Discharges of filtered and treated sewage effluent (now known by the friendlier name of waste-water) have become less and less dangerous to aquatic life.
The River Aire now presents the biggest challenge of all Yorkshire’s rivers, and this week the ground – or rather the water – was being prepared for the salmon’s eventual return to its upper reaches.
In a low-key operation, the Environment Agency released thousands of fish at four points along the Aire to see if they will survive. Bred at the agency’s fish farm at Calverton, Nottinghamshire, they were brought up the M1 in large tanks.
A fisheries officer with the agency, Peter Turner, divided 1,000 young barbel between release points at Kirkstall and Apperley Bridge, and 1,000 grayling – a member of the salmon family – on the west side of Bingley.
Each barbel has been injected with a tiny piece of red polymer which sits just underneath the skin and does not hurt it or cause irritation.
When the river is surveyed next year the discovery of untagged barbel will mean that the fish have survived to establish a breeding population.
The grayling were too small to tag. But the mere survival of any grayling in the Aire will be a sure sign that the river is also good enough for salmon – for grayling are considered to be one of the best indicators of a river’s quality. They can live only in clean, well-oxygenated water.
On other Yorkshire rivers like the Don and Calder, Peter Turner says, conditions are now so improved that they don’t require restocking with fish.
“But on the Aire it isn’t as good as it could be. There are some stretches of the river which are still quite patchy for fish, so the populations need a bit of a kick-start.
“We don’t fully understand why fish don’t thrive on some parts of the Aire, but we’re trying to improve things by putting in buffer fencing to stop cattle churning up the banks.”
Bank erosion means that earth is flushed into the river by rain, and silt covers up the vital spawning gravels.
However, Peter adds that there are no plans to try releasing salmon into the Aire.
Artificially introducing salmon parr (fish that are between one and three years old and capable of breeding) would not be a good idea.
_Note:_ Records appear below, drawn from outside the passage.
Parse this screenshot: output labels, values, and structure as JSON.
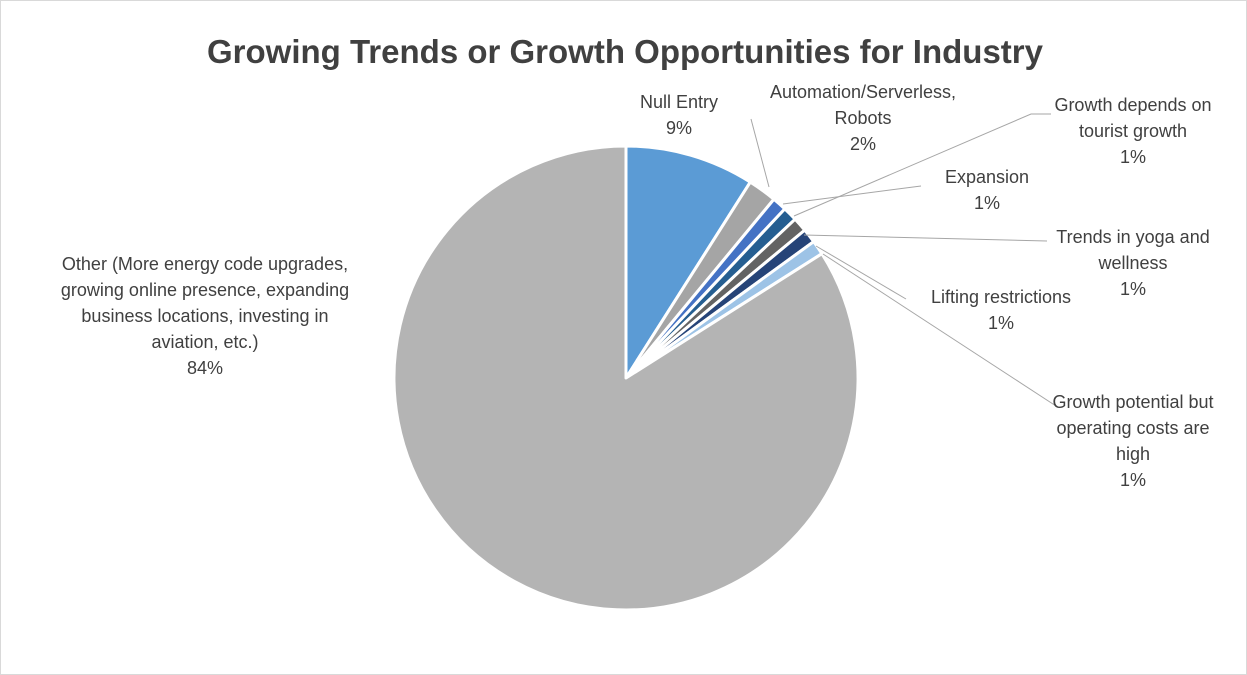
{
  "chart_data": {
    "type": "pie",
    "title": "Growing Trends or Growth Opportunities for Industry",
    "slices": [
      {
        "name": "Null Entry",
        "value": 9,
        "label_lines": [
          "Null Entry"
        ],
        "pct_label": "9%",
        "color": "#5b9bd5"
      },
      {
        "name": "Automation/Serverless, Robots",
        "value": 2,
        "label_lines": [
          "Automation/Serverless,",
          "Robots"
        ],
        "pct_label": "2%",
        "color": "#a5a5a5"
      },
      {
        "name": "Expansion",
        "value": 1,
        "label_lines": [
          "Expansion"
        ],
        "pct_label": "1%",
        "color": "#4472c4"
      },
      {
        "name": "Growth depends on tourist growth",
        "value": 1,
        "label_lines": [
          "Growth depends on",
          "tourist growth"
        ],
        "pct_label": "1%",
        "color": "#255e91"
      },
      {
        "name": "Trends in yoga and wellness",
        "value": 1,
        "label_lines": [
          "Trends in yoga and",
          "wellness"
        ],
        "pct_label": "1%",
        "color": "#636363"
      },
      {
        "name": "Lifting restrictions",
        "value": 1,
        "label_lines": [
          "Lifting restrictions"
        ],
        "pct_label": "1%",
        "color": "#264478"
      },
      {
        "name": "Growth potential but operating costs are high",
        "value": 1,
        "label_lines": [
          "Growth potential but",
          "operating costs are",
          "high"
        ],
        "pct_label": "1%",
        "color": "#9dc3e6"
      },
      {
        "name": "Other (More energy code upgrades, growing online presence, expanding business locations, investing in aviation, etc.)",
        "value": 84,
        "label_lines": [
          "Other (More energy code upgrades,",
          "growing online presence, expanding",
          "business locations, investing in",
          "aviation, etc.)"
        ],
        "pct_label": "84%",
        "color": "#b4b4b4"
      }
    ],
    "legend": "none",
    "label_style": "outside with leader lines"
  }
}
At least not while we have so many weirs in place.
“It would screw the fish up, because they would want to get back to the stretch of river they believed they had come from.”
It’s the weirs that pose the biggest obstacle to making the Aire a salmon river once again. Although a £400,000 fish pass has been built to circumvent a large weir in Castleford, there is no evidence that salmon have managed to reach beyond that point on the river in significant numbers.
Beyond Castleford there are a further two dozen weirs, at least six of which would require similar fish passes if salmon have any chance
of swimming through the centre of Leeds to suitable spawning grounds.
Kevin Sunderland of the Aire and Calder Rivers Group and a founder of the Derwent Salmon Group, lives in Bingley and campaigns for the removal of weirs and the building of fish passes.
He has successfully got commitments for new salmon passes written into strategic plans for the Aire and for Leeds and believes that the official will is now there to make it happen. All that is required is the money.
Meanwhile, the water quality is set to improve even further next year when £64m of improvements to the sewage treatment works at Esholt are completed. The stretch of river between Apperley Bridge and Kirkstall has been identified as a likely area of salmon to spawn.
“I’m not a salmon fisherman but a conservationist,” says Kevin. “I simply want to see the Aire become a proper river once again. I can remember it in the Sixties when it was nothing more than a sewer. My dream is that in my lifetime I will see salmon return to Bingley and spread all the way up to Skipton.”